Hutchens, who for three years has disobeyed Judge Thomas M. Goethals’ 2013 discovery order to surrender the evidence by claiming she didn’t know it existed, hopes appellate justices now accept her claim that those records are vital to daily jail operations and that public consumption of the details could result in apocalyptic consequences like the murders of deputies and inmates, according to Deputy County Counsel D. Kevin Dunn, who filed a Nov. 15 emergency appeal on the sheriff’s behalf.

Earlier this month in People v. Scott Dekraai, Goethals considered the sheriff’s arguments to keep secret all 1,157 pages of what is known as the long-hidden “Special Handling Log” and believes he appropriately addressed potentially valid safety and privacy concerns by ordering public access to only 243 pages beginning at noon on Nov. 18.

“The public has a compelling interest in what’s going on all the time,” the judge stated at a Nov. 8 hearing. “Certainly, in this case, there is a widespread interest in the specifics of what’s going on.
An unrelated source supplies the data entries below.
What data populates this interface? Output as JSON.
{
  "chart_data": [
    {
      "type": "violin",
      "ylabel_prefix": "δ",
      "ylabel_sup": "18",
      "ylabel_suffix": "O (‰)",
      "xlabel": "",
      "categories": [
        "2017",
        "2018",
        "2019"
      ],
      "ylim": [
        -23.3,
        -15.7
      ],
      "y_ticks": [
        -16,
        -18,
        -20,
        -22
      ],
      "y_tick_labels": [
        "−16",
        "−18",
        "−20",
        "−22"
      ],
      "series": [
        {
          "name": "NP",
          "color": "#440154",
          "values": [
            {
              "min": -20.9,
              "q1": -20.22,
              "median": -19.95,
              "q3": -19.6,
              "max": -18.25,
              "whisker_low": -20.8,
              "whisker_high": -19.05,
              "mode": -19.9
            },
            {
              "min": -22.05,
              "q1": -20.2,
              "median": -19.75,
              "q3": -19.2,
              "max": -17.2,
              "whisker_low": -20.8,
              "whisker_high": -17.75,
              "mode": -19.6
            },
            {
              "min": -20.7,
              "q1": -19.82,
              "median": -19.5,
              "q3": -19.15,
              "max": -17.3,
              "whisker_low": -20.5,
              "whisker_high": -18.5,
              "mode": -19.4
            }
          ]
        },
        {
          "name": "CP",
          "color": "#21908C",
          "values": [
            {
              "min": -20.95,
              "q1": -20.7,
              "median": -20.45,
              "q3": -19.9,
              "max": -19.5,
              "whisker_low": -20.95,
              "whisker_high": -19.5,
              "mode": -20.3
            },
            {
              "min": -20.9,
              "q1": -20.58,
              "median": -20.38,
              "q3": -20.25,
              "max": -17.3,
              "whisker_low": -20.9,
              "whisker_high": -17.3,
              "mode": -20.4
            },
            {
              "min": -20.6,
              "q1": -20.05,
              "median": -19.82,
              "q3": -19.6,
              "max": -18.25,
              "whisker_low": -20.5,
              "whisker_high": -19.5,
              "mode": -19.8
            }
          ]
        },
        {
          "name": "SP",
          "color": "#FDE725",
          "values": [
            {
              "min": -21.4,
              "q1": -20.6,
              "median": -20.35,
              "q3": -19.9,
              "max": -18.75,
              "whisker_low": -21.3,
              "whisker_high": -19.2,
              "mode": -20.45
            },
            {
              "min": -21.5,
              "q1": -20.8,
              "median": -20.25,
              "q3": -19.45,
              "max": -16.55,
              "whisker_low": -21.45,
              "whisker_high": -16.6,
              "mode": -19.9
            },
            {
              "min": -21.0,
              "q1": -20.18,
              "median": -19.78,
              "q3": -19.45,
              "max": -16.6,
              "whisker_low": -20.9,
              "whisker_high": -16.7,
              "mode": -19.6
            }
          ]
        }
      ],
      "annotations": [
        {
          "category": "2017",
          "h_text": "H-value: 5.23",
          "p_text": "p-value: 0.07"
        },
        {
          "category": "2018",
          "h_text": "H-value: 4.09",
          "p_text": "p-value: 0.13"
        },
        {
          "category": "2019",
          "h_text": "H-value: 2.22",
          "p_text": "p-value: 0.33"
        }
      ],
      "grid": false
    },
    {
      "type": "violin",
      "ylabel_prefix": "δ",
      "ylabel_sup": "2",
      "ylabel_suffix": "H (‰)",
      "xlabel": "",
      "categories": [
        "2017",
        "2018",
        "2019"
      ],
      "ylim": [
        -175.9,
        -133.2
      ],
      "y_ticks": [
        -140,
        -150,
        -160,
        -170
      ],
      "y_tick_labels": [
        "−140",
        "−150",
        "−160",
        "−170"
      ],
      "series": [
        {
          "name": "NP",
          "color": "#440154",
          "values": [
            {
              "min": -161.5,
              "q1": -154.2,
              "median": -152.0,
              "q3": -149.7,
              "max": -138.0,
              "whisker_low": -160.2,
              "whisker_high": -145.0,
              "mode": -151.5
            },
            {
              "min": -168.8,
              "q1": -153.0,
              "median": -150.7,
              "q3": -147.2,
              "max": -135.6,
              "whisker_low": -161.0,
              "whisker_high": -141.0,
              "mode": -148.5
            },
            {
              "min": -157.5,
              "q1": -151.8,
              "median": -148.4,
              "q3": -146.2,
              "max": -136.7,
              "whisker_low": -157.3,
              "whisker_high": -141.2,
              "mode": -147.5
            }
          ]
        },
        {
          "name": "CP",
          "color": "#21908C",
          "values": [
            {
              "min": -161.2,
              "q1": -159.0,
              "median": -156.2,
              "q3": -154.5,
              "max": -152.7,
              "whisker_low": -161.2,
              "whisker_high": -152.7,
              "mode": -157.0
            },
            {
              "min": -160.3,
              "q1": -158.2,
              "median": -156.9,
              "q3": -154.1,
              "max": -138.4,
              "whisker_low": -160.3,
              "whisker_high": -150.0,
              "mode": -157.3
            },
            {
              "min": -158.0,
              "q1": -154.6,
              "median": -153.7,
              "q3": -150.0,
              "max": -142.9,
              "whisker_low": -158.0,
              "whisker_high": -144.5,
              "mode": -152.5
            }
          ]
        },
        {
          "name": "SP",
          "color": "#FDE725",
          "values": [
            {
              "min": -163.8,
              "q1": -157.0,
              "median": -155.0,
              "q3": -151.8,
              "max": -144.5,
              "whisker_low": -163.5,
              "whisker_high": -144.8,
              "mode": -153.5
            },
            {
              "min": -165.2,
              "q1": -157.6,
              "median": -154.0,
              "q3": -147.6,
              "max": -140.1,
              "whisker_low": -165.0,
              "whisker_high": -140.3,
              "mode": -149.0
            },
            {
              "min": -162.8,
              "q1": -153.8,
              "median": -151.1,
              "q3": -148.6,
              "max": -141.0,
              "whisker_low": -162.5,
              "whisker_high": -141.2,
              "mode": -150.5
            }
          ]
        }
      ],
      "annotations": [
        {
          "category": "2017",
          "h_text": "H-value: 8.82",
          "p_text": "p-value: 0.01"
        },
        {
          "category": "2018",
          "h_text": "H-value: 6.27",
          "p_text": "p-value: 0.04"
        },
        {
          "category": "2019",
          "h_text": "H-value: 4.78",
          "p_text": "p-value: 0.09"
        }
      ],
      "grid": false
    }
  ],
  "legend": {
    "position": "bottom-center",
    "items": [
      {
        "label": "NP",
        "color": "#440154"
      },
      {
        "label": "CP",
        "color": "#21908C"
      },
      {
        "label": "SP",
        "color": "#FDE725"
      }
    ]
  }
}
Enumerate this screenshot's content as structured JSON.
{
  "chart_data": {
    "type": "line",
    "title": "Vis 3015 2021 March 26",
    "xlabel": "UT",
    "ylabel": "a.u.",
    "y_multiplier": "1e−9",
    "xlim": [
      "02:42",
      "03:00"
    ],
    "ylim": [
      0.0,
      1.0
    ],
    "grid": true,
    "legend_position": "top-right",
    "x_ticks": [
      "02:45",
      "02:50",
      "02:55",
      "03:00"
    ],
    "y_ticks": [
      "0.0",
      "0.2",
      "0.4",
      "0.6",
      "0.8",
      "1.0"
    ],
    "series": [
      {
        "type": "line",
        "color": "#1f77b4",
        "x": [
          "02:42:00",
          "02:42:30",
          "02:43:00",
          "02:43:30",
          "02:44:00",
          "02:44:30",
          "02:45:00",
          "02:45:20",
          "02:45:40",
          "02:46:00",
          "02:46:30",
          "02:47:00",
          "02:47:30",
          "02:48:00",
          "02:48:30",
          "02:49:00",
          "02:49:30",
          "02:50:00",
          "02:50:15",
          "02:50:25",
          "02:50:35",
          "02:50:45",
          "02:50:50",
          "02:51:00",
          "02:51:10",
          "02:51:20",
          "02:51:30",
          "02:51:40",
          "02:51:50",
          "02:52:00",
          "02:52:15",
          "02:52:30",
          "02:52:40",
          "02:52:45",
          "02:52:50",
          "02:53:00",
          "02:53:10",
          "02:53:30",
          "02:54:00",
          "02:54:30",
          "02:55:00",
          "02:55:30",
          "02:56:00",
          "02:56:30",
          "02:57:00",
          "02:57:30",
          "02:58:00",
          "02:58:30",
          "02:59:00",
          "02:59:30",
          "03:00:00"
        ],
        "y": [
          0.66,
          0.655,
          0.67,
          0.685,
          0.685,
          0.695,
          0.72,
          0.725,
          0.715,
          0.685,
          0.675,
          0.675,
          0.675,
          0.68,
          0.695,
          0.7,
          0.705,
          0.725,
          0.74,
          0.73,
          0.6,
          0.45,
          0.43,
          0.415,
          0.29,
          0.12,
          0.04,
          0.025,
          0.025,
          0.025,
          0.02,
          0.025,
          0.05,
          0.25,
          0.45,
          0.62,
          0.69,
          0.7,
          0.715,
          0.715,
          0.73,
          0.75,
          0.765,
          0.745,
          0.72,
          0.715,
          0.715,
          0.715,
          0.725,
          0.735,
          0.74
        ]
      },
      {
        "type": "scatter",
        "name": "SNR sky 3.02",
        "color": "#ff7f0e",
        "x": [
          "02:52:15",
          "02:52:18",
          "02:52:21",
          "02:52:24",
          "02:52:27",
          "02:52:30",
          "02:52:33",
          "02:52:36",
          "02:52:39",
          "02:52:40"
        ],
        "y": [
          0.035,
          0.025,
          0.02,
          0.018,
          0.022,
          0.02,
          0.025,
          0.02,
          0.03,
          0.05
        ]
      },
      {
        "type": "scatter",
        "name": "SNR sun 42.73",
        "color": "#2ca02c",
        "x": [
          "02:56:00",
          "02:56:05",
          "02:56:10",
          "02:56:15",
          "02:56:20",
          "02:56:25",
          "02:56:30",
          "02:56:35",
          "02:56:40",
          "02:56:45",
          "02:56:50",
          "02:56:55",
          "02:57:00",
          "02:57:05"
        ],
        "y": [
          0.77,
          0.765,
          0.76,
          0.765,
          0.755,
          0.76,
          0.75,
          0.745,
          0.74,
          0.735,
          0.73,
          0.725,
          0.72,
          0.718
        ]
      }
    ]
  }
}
And I want the public to know and they deserve to know.”

But, according to Hutchens, Goethals’ “radical” stance means he “abused” his court authority because, in her view, the public’s “safety and security interests” for government secrecy “vastly outweighs any interest in favor of public disclosure.” She also claims release of the information “will have a drastic chilling effect on the flow of information at the jail” by frightening future in-custody informants from squealing about “inmate-planned assaults, escapes or criminal activity” at the jails.

“The public at large will suffer irreparable harm if [the appellate court] does not immediately stay the dissolving of the sealing order,” Dunn told the justices. “[Goethals’] order was based on an erroneous balancing of the important interests.”

But behind the alarmist rhetoric, the sheriff’s real motives aren’t pure.

As the Weekly previously reported based on court statements, the 243 pages scheduled for release contain evidence of deputies conducting illegal jail operation—the district attorney’s office has called them “capers”—against targeted, pre-trial defendants as well as proof that deputies conspired to hide the Log from judges issuing discovery orders by collecting the same information in unnamed files.


Sheriff’s department scheming prompted Goethals to note at the Nov. 8 hearing that he might order Hutchens and members of her staff to the witness stand to explain under oath why they still haven’t obeyed his discovery orders issued 198 weeks ago in the death penalty case.

Dunn tried to explain away the disobedience by suggesting the sheriff has a right to keep certain information secret from courts and also that the delay can be attributed to Hutchens’ desire “to err on the side of caution in disclosures” from her agency.

I don’t think the sheriff’s department is playing games with anyone in this particular case,” he said.

The judge, a former homicide prosecutor, didn’t appear impressed.

“If I ever determine that [a subpoena for Hutchens to testify] is the appropriate order, I am going to expect her to be here,” Goethals told Dunn.

He also stated his weighing of factors for release of the records “wasn’t a close call” because “the public has a right to know what’s going on unless a privilege or another  compelling interest requires that the public be left in the dark.”

In 2014 and 2015, Hutchens’ veteran deputies repeatedly lied to the judge about the existence of three department records systems: TREDs, the “Special Handling Log” and whatever replaced it, according to court records.

Prosecutors, whose cases have benefitted from deputies’ unconstitutional jail scams, witnessed the perjury and spun the dishonest testimony as a reaction to unfounded conspiracy theories by Assistant Public Defender Scott Sanders, the person who discovered the snitch scandal. Believing he can’t trust government actors to follow basic ethical rules during the penalty phase of Dekraai, Goethals recused District Attorney Tony Rackauckas and his entire office from the case in March 2015. The appellate court is scheduled to announce its view of that historic move in less than 70 days.